The story began with a big party in honor of a man who had wiped out an entire species of darling little panda bears. He had devoted his life to this. Special plates were made for the party, and the guests got to take them home as souvenirs. There was a picture of a little bear on each one, and the date of the party. Underneath the picture was the word: GILGONGO!
In the language of the planet, that meant “Extinct!” People were glad that the bears were gilgongo, because there were too many species on the planet already, and new ones were coming into being almost every hour. There was no way anybody could prepare for the bewildering diversity of creatures and plants he was likely to encounter. The people were doing their best to cut down on the number of species, so that life could be more predictable. But Nature was too creative for them. All life on the planet was suffocated at last by a living blanket one hundred feet thick. The blanket was composed of passenger pigeons and eagles and Bermuda Erns and whooping cranes.

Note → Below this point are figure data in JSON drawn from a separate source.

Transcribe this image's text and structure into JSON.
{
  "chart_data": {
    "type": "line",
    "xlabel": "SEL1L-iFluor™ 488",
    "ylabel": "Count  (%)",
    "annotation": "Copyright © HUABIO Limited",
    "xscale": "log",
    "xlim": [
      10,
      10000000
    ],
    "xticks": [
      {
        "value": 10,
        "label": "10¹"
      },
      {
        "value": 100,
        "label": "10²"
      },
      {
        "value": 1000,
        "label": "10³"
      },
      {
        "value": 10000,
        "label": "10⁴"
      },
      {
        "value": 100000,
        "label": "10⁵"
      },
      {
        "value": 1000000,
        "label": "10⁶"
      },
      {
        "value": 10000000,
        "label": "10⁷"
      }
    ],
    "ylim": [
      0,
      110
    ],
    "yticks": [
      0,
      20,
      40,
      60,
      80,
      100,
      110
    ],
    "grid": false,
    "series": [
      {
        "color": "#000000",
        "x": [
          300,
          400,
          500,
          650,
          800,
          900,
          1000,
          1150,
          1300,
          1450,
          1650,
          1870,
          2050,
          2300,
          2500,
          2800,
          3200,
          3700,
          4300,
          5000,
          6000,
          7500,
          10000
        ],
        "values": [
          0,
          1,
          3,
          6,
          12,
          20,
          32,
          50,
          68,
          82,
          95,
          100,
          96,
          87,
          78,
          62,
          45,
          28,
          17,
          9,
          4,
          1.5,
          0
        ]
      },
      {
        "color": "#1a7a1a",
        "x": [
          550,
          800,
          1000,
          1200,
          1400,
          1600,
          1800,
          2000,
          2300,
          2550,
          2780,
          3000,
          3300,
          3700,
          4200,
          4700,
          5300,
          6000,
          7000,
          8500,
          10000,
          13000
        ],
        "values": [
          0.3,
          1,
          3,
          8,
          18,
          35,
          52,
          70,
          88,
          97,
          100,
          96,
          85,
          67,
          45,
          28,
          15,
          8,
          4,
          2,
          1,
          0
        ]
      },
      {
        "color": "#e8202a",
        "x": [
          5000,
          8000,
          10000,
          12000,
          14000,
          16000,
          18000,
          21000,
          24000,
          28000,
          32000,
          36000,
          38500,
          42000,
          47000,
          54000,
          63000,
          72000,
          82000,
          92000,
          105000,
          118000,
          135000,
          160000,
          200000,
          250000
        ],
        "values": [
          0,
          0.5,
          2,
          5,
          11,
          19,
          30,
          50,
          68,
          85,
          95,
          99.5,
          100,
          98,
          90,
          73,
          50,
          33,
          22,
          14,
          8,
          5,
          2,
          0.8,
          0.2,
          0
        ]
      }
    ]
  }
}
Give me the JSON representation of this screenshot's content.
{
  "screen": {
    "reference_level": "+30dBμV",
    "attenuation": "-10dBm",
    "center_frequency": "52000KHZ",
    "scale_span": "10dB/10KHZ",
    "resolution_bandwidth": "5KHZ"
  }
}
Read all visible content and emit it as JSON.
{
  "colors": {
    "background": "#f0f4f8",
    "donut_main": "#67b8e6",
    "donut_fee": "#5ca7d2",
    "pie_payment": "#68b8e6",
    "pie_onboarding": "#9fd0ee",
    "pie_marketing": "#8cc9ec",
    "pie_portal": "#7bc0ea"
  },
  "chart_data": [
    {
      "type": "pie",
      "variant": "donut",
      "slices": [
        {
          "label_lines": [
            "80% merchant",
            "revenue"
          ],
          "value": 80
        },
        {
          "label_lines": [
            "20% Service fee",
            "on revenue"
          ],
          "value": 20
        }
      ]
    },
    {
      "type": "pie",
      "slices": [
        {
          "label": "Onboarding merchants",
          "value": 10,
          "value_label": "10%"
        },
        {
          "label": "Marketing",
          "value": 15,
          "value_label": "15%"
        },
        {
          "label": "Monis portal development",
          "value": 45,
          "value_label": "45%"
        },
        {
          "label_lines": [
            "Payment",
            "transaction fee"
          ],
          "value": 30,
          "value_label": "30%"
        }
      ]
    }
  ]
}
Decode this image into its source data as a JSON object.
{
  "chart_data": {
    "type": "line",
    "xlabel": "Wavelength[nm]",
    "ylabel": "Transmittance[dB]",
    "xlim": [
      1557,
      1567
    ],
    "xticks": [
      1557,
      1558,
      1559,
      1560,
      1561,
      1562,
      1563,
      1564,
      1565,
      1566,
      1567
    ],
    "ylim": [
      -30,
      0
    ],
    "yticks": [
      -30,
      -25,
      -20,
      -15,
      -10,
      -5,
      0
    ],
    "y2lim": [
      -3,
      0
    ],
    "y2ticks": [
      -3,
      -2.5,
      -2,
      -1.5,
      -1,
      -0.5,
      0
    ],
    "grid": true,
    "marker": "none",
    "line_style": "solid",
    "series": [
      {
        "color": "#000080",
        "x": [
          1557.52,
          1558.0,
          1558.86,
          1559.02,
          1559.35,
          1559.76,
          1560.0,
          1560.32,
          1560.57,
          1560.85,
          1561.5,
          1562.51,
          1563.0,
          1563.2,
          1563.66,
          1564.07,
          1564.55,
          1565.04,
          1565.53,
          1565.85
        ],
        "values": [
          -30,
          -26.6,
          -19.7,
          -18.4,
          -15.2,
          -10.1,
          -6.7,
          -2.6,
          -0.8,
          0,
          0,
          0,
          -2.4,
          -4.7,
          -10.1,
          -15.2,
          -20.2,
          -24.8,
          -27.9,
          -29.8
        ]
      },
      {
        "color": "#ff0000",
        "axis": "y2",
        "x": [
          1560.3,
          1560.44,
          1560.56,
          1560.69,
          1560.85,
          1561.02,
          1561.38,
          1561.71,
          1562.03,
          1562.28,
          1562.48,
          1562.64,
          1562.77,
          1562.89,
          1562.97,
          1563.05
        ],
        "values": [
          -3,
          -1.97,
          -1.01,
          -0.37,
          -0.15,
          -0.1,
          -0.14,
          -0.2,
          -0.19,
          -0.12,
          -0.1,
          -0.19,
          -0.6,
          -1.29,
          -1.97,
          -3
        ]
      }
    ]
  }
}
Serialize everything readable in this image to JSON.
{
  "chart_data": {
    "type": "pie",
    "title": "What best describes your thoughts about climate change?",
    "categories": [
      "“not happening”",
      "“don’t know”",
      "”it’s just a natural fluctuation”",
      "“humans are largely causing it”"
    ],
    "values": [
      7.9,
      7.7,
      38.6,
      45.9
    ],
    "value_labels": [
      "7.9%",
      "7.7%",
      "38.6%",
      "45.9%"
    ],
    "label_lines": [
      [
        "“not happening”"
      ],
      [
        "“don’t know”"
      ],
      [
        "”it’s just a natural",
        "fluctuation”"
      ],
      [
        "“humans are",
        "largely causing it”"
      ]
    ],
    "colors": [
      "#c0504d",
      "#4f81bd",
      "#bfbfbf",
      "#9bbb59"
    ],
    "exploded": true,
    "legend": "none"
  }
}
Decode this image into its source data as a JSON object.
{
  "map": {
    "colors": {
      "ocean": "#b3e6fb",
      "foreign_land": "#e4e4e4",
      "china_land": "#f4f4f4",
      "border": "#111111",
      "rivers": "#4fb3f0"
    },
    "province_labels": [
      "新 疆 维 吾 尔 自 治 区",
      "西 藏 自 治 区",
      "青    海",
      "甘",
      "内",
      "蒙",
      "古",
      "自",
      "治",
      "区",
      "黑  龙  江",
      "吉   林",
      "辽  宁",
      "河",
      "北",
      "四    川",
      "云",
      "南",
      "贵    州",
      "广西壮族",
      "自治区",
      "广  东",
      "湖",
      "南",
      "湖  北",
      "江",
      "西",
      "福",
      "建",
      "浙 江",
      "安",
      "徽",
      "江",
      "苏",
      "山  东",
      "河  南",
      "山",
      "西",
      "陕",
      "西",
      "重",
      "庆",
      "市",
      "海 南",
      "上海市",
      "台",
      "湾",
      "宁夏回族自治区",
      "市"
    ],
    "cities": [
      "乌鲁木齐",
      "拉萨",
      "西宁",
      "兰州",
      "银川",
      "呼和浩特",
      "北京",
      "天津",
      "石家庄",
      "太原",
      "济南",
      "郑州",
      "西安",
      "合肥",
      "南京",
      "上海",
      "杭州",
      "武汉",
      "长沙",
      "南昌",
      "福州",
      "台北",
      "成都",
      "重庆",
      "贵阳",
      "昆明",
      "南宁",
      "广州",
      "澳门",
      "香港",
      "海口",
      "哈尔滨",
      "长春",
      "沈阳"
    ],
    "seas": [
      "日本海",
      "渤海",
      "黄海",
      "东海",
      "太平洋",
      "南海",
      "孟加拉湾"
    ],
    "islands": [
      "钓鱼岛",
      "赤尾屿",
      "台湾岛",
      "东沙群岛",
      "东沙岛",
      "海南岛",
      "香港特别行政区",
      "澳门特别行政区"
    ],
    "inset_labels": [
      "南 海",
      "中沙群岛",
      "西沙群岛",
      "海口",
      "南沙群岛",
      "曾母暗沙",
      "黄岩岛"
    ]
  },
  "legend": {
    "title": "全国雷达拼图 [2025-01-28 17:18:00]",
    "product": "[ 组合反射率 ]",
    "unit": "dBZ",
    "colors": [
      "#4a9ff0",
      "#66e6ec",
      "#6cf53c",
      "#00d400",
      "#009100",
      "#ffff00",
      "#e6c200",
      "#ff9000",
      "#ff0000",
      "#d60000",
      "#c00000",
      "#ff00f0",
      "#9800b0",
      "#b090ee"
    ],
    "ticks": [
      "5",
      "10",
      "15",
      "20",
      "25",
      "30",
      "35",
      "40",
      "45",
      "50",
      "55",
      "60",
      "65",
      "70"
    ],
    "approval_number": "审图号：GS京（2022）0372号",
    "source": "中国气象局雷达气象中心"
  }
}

Reading these words takes me back to age 14 when I first read this bit of adult doggerel at the urging of my Mom. If you can believe it, the book like all great literature tries to meet you where you are. Not a kids book. But understandable by a kid, let me tell you. The crazy goings on, Dwayne Hoover/Wayne Hoobler’s decent into nervous breakdown, Midland, Ohio. There was just so much to read and laugh at, but the big triumphal meetup between Kilgore Trout and Dwayne Hoover, and the sharing of the book, “Now it can be told”,… boy that was art, man. Total art. But some really doozy’s along the way too, like the seeming throw-a-way synopsis of Kilgore Trout’s lifes work. Short stories like Gilgongo! What harkens back, to that time of yore, was a story last night on the PBS News Hour and the most recent announcement of animal species being taken off the endangered list (wait for it! there’s more to this sentence) and placed on the extinction list. Yeah Boy! They lift you up only to take you back down again. A Mollusk and number of birds all gone, all Gilgongo. I always will think of this every time I hear or read about an extinction event.